A cette occasion, la légitimité des décisions prises par le management est singulièrement éprouvée. Si le licenciement collectif est un événement suffisamment dramatique pour susciter à lui seul une analyse, il n’a jusqu’ici pas été étudié sous l’angle de la justification économique.
Cette focalisation du débat sur la dimension sociale, humaine, politique et juridique d’un plan de licenciement se comprend, car au-delà de la survie de l’entreprise, l’enjeu d’un plan social est de restreindre autant que possible le nombre de personnes qui perdent leur emploi. Cela dit, la justification économique du licenciement collectif mérite plus d’attention.

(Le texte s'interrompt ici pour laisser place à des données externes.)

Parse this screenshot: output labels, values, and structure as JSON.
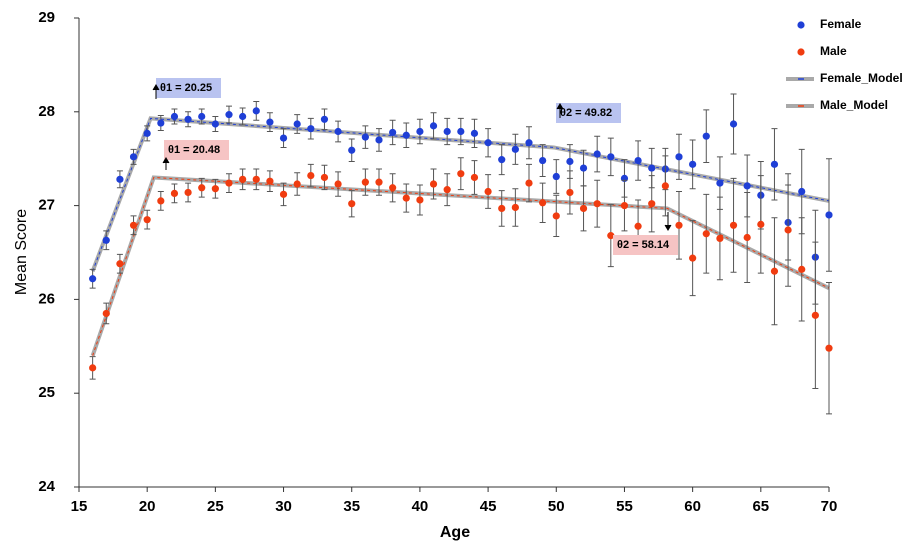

L’acceptation consensuelle du licenciement économique prévaut à une poursuite de l’activité dans un climat social apaisé. A plus long terme, ce motif conventionnel approuvé par la direction et les salariés conditionne la pérennité de l’entreprise.
Encore faut-il comprendre les causes et les effets de cette justification économique. C’est l’objet d’une étude de la Dares, dont la première partie cherche à définir le contexte entourant une décision de licenciement collectif.
Dans un deuxième temps, l’étude déconstruit l’argumentaire de douze projets de licenciement collectif effectué par des entreprises dont l’identité est anonyme, de taille et d’activité différentes. Cette déconstruction est édifiante, car elle révèle les rhétoriques des licenciements mis en œuvre, mais aussi parce qu’elle permet d’aborder plus profondément les motifs des licenciements, leur impact et surtout la question du pouvoir dans l’entreprise.